Todo esto podría hacer pensar que, en realidad, lo que se está discutiendo no es un acuerdo de paz, sino más bien un reparto de competencias y adquisiciones sobre Ucrania de manera estratégica y beneficiosa para los dos actores en la mesa. De este modo, Rusia conseguiría el reconocimiento de un control territorial obtenido por la fuerza de la guerra que le permite mantener el Dombás, Zaporiyia y Jersón, así como el mar de Azov como mar interior con todos sus recursos naturales en su mano. Por su parte, EEUU consigue no sólo un cese de hostilidades y la reducción de recursos destinados a un conflicto que, en realidad, considera que no es asunto suyo, y así centrar su atención en su rival sistémico, China. De este modo, ambos, Rusia y EEUU, se sumarían a China en la configuración de un nuevo orden internacional sostenido sobre la creación de nuevas esferas de influencia, un nuevo Yalta, protagonizado por Trump, Xi y Putin, donde se impone un nueva visión del mundo y de reparto del mismo donde el acceso y control de fuentes de energía y minerales raros será el objetivo principal a alcanzar.
En este escenario, la UE sale absolutamente tocada y en una situación de debilidad extrema. La ausencia de una autonomía estratégica propia hace que el marco europeo, incluso estando unido, que no es el caso, convierte a la UE en una organización absolutamente ineficaz para la competición geopolítica global. Las posiciones más atlantistas ante la decisión de Trump han quedado desarmadas y ahora intentan rehacerse para buscar alternativas a su paraguas protector. Sus hipótesis son las que plantean que Rusia continuará atacando el Este europeo y, por tanto, es imprescindible no admitir ningún tipo de acuerdo que no lleve a lo que se denomina una paz justa. Por su parte, las posiciones más autonomistas ven reforzadas sus posiciones, pero al mismo tiempo son conscientes de su propia debilidad en un mundo en cambio. De poco valen declaraciones como la del grupo de Weimar o las declaraciones de la Alta Representante para la Política Exterior, Kaja Kallas, donde más que asertividad ante la decisión de Trump, muestran su impotencia.

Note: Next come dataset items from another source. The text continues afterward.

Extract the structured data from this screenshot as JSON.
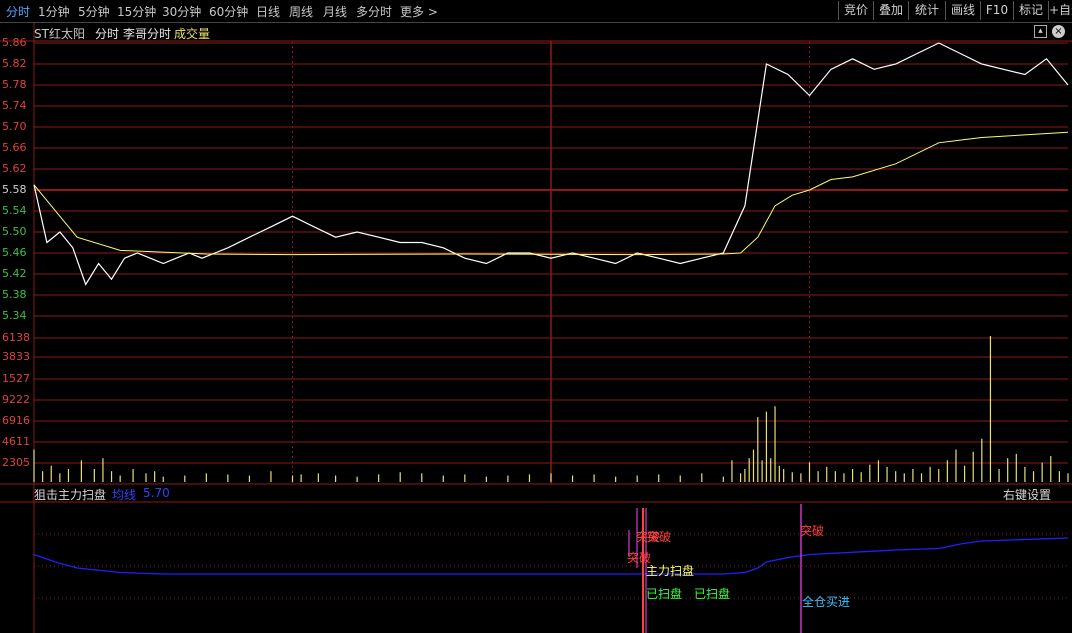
{
  "toolbar": {
    "tabs": [
      "分时",
      "1分钟",
      "5分钟",
      "15分钟",
      "30分钟",
      "60分钟",
      "日线",
      "周线",
      "月线",
      "多分时",
      "更多"
    ],
    "active_tab": "分时",
    "right_buttons": [
      "竞价",
      "叠加",
      "统计",
      "画线",
      "F10",
      "标记",
      "+自选"
    ]
  },
  "chart_header": {
    "stock_name": "ST红太阳",
    "mode_label": "分时",
    "formula_name": "李哥分时",
    "volume_label": "成交量"
  },
  "colors": {
    "price_line": "#ffffff",
    "avg_line": "#ffff66",
    "grid": "#8b1a1a",
    "axis_up": "#e04040",
    "axis_down": "#40c040",
    "volume_bar": "#e8e070",
    "indicator_line": "#2020ff",
    "signal_break": "#ff4040",
    "signal_main": "#ffff66",
    "signal_swept": "#40ff40",
    "signal_fullbuy": "#40c0ff",
    "signal_stem": "#ff40ff"
  },
  "chart_data": [
    {
      "type": "line",
      "title": "ST红太阳 分时",
      "preclose": 5.58,
      "ylim": [
        5.3,
        5.88
      ],
      "y_ticks": [
        5.86,
        5.82,
        5.78,
        5.74,
        5.7,
        5.66,
        5.62,
        5.58,
        5.54,
        5.5,
        5.46,
        5.42,
        5.38,
        5.34
      ],
      "series": [
        {
          "name": "price",
          "x": [
            0,
            3,
            6,
            9,
            12,
            15,
            18,
            21,
            24,
            27,
            30,
            33,
            36,
            39,
            42,
            45,
            50,
            55,
            60,
            65,
            70,
            75,
            80,
            85,
            90,
            95,
            100,
            105,
            110,
            115,
            120,
            125,
            130,
            135,
            140,
            145,
            150,
            155,
            160,
            165,
            170,
            175,
            180,
            185,
            190,
            195,
            200,
            205,
            210,
            215,
            220,
            225,
            230,
            235,
            240
          ],
          "values": [
            5.59,
            5.48,
            5.5,
            5.47,
            5.4,
            5.44,
            5.41,
            5.45,
            5.46,
            5.45,
            5.44,
            5.45,
            5.46,
            5.45,
            5.46,
            5.47,
            5.49,
            5.51,
            5.53,
            5.51,
            5.49,
            5.5,
            5.49,
            5.48,
            5.48,
            5.47,
            5.45,
            5.44,
            5.46,
            5.46,
            5.45,
            5.46,
            5.45,
            5.44,
            5.46,
            5.45,
            5.44,
            5.45,
            5.46,
            5.55,
            5.82,
            5.8,
            5.76,
            5.81,
            5.83,
            5.81,
            5.82,
            5.84,
            5.86,
            5.84,
            5.82,
            5.81,
            5.8,
            5.83,
            5.78
          ]
        },
        {
          "name": "avg",
          "x": [
            0,
            10,
            20,
            40,
            60,
            100,
            140,
            160,
            164,
            168,
            172,
            176,
            180,
            185,
            190,
            200,
            210,
            215,
            220,
            240
          ],
          "values": [
            5.59,
            5.49,
            5.465,
            5.458,
            5.457,
            5.458,
            5.457,
            5.458,
            5.46,
            5.49,
            5.55,
            5.57,
            5.58,
            5.6,
            5.605,
            5.63,
            5.67,
            5.675,
            5.68,
            5.69
          ]
        }
      ]
    },
    {
      "type": "bar",
      "title": "成交量",
      "y_ticks": [
        6138,
        3833,
        1527,
        9222,
        6916,
        4611,
        2305
      ],
      "x": [
        0,
        2,
        4,
        6,
        8,
        11,
        14,
        16,
        18,
        20,
        23,
        26,
        28,
        30,
        35,
        40,
        45,
        50,
        55,
        60,
        62,
        66,
        70,
        75,
        80,
        85,
        90,
        95,
        100,
        105,
        110,
        115,
        120,
        125,
        130,
        135,
        140,
        145,
        150,
        155,
        160,
        162,
        164,
        165,
        166,
        167,
        168,
        169,
        170,
        171,
        172,
        173,
        174,
        176,
        178,
        180,
        182,
        184,
        186,
        188,
        190,
        192,
        194,
        196,
        198,
        200,
        202,
        204,
        206,
        208,
        210,
        212,
        214,
        216,
        218,
        220,
        222,
        224,
        226,
        228,
        230,
        232,
        234,
        236,
        238,
        240
      ],
      "values": [
        30,
        10,
        15,
        8,
        12,
        20,
        12,
        22,
        10,
        6,
        12,
        8,
        10,
        5,
        6,
        8,
        7,
        6,
        10,
        6,
        7,
        8,
        6,
        5,
        7,
        9,
        8,
        6,
        7,
        5,
        6,
        7,
        8,
        6,
        7,
        5,
        6,
        7,
        6,
        8,
        5,
        20,
        8,
        12,
        22,
        30,
        60,
        20,
        65,
        22,
        70,
        15,
        12,
        9,
        8,
        18,
        10,
        14,
        10,
        8,
        12,
        9,
        16,
        20,
        14,
        10,
        8,
        12,
        8,
        14,
        12,
        20,
        30,
        15,
        28,
        40,
        135,
        12,
        22,
        26,
        14,
        10,
        18,
        24,
        10,
        8,
        14,
        10,
        16,
        12
      ]
    },
    {
      "type": "line",
      "title": "狙击主力扫盘",
      "series": [
        {
          "name": "均线",
          "x": [
            0,
            5,
            10,
            20,
            30,
            60,
            100,
            140,
            160,
            165,
            168,
            170,
            175,
            180,
            200,
            210,
            215,
            220,
            240
          ],
          "values": [
            5.59,
            5.54,
            5.5,
            5.47,
            5.46,
            5.46,
            5.46,
            5.46,
            5.46,
            5.47,
            5.5,
            5.54,
            5.57,
            5.59,
            5.62,
            5.63,
            5.66,
            5.68,
            5.7
          ]
        }
      ]
    }
  ],
  "indicator": {
    "title": "狙击主力扫盘",
    "avg_label": "均线",
    "avg_value": "5.70",
    "right_label": "右键设置"
  },
  "signals": {
    "break1": "突破",
    "break2": "突破",
    "break3": "突破",
    "main_sweep": "主力扫盘",
    "swept1": "已扫盘",
    "swept2": "已扫盘",
    "full_buy": "全仓买进"
  }
}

Ante acontecimientos que sobrevuelan rápidamente a ras de suelo, la UE se encuentra ante uno de sus momentos más críticos y donde se hará imperativo la toma de decisiones. Actuar de manera conjunta es un principio, pero no es suficiente. Y es ahí donde, en realidad, hay un mayor desacuerdo entre los Estados miembros, puesto que no todos tienen los mismos intereses estratégicos, ni en la actualidad tampoco hay un consenso claro sobre cuál debería ser el corpus de valores sobre el que desarrollar un proyecto sostenido sobre la defensa de los derechos humanos, pero que muy pocos defienden activamente. Y esto, me temo es precisamente la madre del cordero.
Ruth Ferrero-Turrión
Profesora de Ciencia Política y Estudios Europeos en la UCM.